Everything has to change Everything is gone

Il me restait quelques photographies prises en Décembre que je n’avais pas encore publiées dans un billet. Nous sommes ici dans le nouveau complexe Azabudai Hills de Mori Building, prenant la forme d’une mini-ville à l’intérieur de la grande ville. Suivant les modèles de ses grandes sœurs Ark Hills à Tameike Sanno, Atago Hills ou encore Toranomon Hills, ce nouvel ensemble urbain a d’abord fait table-rase de tous les bâtiments précédents (Everything has to change Everything is gone) pour créer un tout nouvel ensemble urbain composé de bureaux, de résidences, de magasins et d’espaces verts. Mori Building a convoqué des architectes étrangers, en particulier les américains Pelli Clarke & Partners qui ont dessiné les trois grandes tours du complexe.

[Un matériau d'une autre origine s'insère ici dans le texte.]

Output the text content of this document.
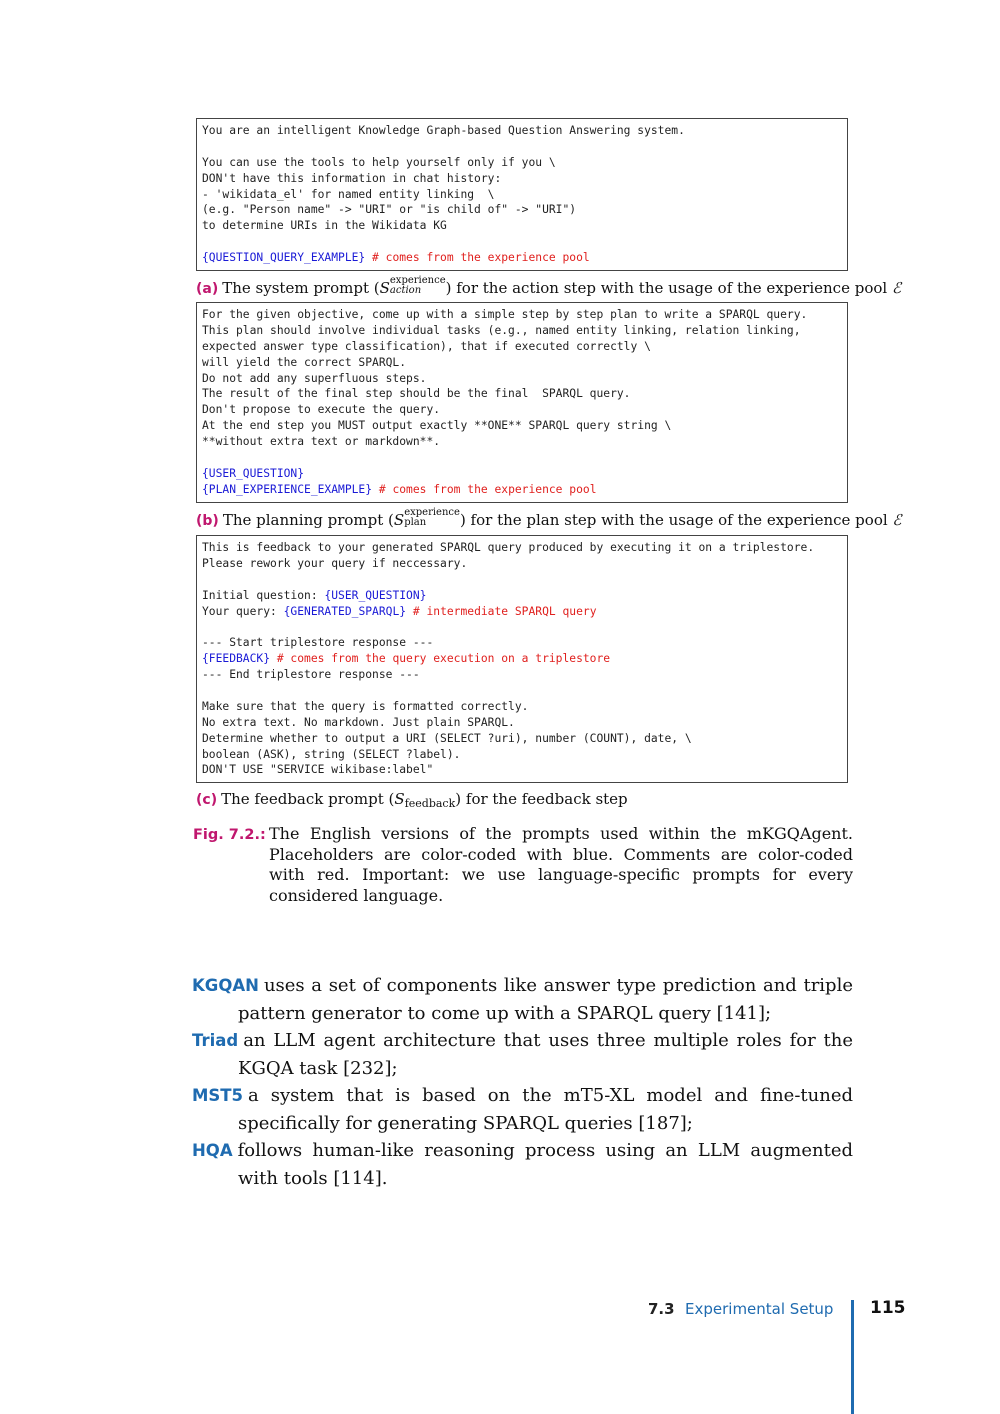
You are an intelligent Knowledge Graph-based Question Answering system.
You can use the tools to help yourself only if you \
DON't have this information in chat history:
- 'wikidata_el' for named entity linking  \
(e.g. "Person name" -> "URI" or "is child of" -> "URI")
to determine URIs in the Wikidata KG
{QUESTION_QUERY_EXAMPLE} # comes from the experience pool
(a) The system prompt (S experience
action	) for the action step with the usage of the experience pool ℰ
For the given objective, come up with a simple step by step plan to write a SPARQL query.
This plan should involve individual tasks (e.g., named entity linking, relation linking,
expected answer type classification), that if executed correctly \
will yield the correct SPARQL.
Do not add any superfluous steps.
The result of the final step should be the final  SPARQL query.
Don't propose to execute the query.
At the end step you MUST output exactly **ONE** SPARQL query string \
**without extra text or markdown**.
{USER_QUESTION}
{PLAN_EXPERIENCE_EXAMPLE} # comes from the experience pool
(b) The planning prompt (S experience
plan	) for the plan step with the usage of the experience pool ℰ
This is feedback to your generated SPARQL query produced by executing it on a triplestore.
Please rework your query if neccessary.
Initial question: {USER_QUESTION}
Your query: {GENERATED_SPARQL} # intermediate SPARQL query
--- Start triplestore response ---
{FEEDBACK} # comes from the query execution on a triplestore
--- End triplestore response ---
Make sure that the query is formatted correctly.
No extra text. No markdown. Just plain SPARQL.
Determine whether to output a URI (SELECT ?uri), number (COUNT), date, \
boolean (ASK), string (SELECT ?label).
DON'T USE "SERVICE wikibase:label"
(c) The feedback prompt $(S_{feedback})$ for the feedback step
Fig. 7.2.: The English versions of the prompts used within the mKGQAgent. Placeholders are color-coded with blue. Comments are color-coded with red. Important: we use language-specific prompts for every considered language.

KGQAN uses a set of components like answer type prediction and triple pattern generator to come up with a SPARQL query [141];

Triad an LLM agent architecture that uses three multiple roles for the KGQA task [232];

MST5 a system that is based on the mT5-XL model and fine-tuned specifically for generating SPARQL queries [187];

HQA follows human-like reasoning process using an LLM augmented with tools [114].

7.3 Experimental Setup 115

L’agence a également conçu les tours d’Atago Green Hills et la Mori Tower d’ARK Hills Sengokuyama dont le style général arrondi s’est propagé sur les tours d’Azabudai Hills. Tous les parties publiques et les immeubles de basse hauteur du complexe contenant les résidences ont été conçus par Heatherwick Studio dirigé par l’anglais Thomas Heatherwick. Les créations récentes du designer à New York, le parc surélevé de Little Island et le Vessel, sont particulièrement intéressantes et novatrices. Une exposition des créations de Thomas Heatherwick s’était d’ailleurs tenue au Mori Art Museum du 17 Mars au 4 Juin 2023. Je me souviens m’être posé la question d’y aller, mais j’avais été en quelque sorte dérangé par le fait que cette exposition ressemblait à une promotion publicitaire des nouvelles résidences d’Azabudai Hills. J’avais finalement renoncé à payer les 2,000 yens du billet d’entrée. Parmi les autres architectes ayant participé à ce projet, on trouve le nom de Sou Fujimoto pour le design des parties commerciales. Marcher dans les espaces résidentiels en forme de collines est très agréable. Cet espace innovant devient même par moments ludique. Le sanctuaire Nishikubo Hachiman (西久保八幡神社) est situé à proximité d’Azabudai Hills, au bord de la grande avenue Sakurada. Le grand temple noir Reiyūkai shakaden (霊友会釈迦殿) apparaît juste derrière et sa présence ne s’accorde pas du tout avec le complexe Azabudai Hills. Mori Building fait table rase pour normaliser l’environnement urbain à sa manière, mais il restera heureusement des ’anomalies’ qui continueront à faire ressembler Tokyo à un grand ’bazar’ inextricable.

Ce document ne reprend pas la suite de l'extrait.